Until recently, all this spending has been geared towards fulfilling the more aspirational lifestyles that this group has come to expect. Young Chinese prioritise healthy foods, more education, and travel, rather than basic necessities or saving, according to Fung Business Intelligence Group.
But that’s changing as even young people begin to consider the need to save for a rainy day and to check spending.
Growth in retail sales has been slowing for some months and, in April, the slowdown was more pronounced than expected. While some analysts attribute the sharp drops to seasonal factors, a bigger shift in consumption patterns may be under way.
China’s retail sales increased by 7.2 percent year-on-year in April, dropping from an 8.7 percent growth rate in March. It was the smallest rise in retail sales since May 2003.
The biggest drops were in areas like home appliances, where sales growth fell to 3.2 percent from 15.2 percent a month earlier, and oil and oil products, where growth fell to nearly zero from 7.1 percent. Sales of garments and building materials actually contracted by 1.1 percent and 0.3 percent respectively.
Sales of new cars continued to fall, as they have been dropping for months, although the contraction in April of 2.1 percent was smaller than the 4.4 percent shrinkage in March.
And the Chinese retail sales uptick in March may have been a one-off, driven partially by people and businesses making purchases ahead of key events, something economists call front-loading.
“The unusual lift in March, mainly tied to seasonal factors and front-loading of production, was driven by a desire to maximise tax deductions before the manufacturing value-added tax rate was lowered in April,” Yue Su, a China economist at the Economist Intelligence Unit (EIU), told Al Jazeera.
In May, China’s official purchasing managers’ index (PMI) came in at 49.2, showing a contraction in factory activity. Another PMI survey published by private researchers Caixin and IHS Markit was flat from a month later at 50.2, barely above the 50 mark that separates growth from contraction.
The upshot is that business confidence has weakened, said Zhengsheng Zhong, director of macroeconomic analysis at CEBM Group, in a statement. He blames the ongoing trade war between China and the US.
“The trade tensions between the US and China are having an impact on confidence and the best way to respond to this is to boost the confidence of enterprises, residents and capital markets by carrying out favourable reforms and to undertake timely adjustments to regulations and controls.”
But the growth is unlikely to be as fast as it once was. Many young Chinese say that they spend more money on healthcare (beyond what the universal healthcare system in China provides), insurance and travel than anything else.

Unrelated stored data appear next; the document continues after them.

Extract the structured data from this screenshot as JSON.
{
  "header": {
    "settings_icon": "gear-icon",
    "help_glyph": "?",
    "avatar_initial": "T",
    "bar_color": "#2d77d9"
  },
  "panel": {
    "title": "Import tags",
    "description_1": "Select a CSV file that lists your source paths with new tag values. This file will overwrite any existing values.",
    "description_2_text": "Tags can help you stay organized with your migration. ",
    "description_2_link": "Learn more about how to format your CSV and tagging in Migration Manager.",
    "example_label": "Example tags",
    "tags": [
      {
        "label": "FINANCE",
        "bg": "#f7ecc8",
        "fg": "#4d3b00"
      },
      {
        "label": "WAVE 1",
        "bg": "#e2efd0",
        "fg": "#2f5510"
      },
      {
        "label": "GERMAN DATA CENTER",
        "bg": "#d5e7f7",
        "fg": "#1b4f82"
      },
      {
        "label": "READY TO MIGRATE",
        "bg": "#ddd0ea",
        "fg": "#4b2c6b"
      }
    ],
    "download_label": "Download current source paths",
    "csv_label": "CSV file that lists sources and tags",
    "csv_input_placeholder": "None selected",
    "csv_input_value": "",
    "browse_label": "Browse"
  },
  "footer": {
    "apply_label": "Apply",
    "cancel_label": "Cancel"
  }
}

“I spend more money on insurance than any other things,” said 32-year-old Claire Ma from Guangdong Province. “As I am an only child, I feel pressured to take care of them and myself. Also, the stock market in China is very unstable. This is why I have taken several health and life insurance policies during the past few years.”
The slowdown in spending has not gone unnoticed. The government has put in place a number of measures to help kick-start spending, including tax cuts and boosting infrastructure investments. But these are likely to be only band-aids, analysts say.
“Short-term stimulus of the government can only help with depleting inventories, but not sustained consumption growth,” said the EIU’s Wang. “New momentum will have to come from higher disposable income.”
But as today’s Chinese consumers prepare to tighten their belts following years of free spending, they’re faced with problems their forebears of 30 years ago could only have dreamed of.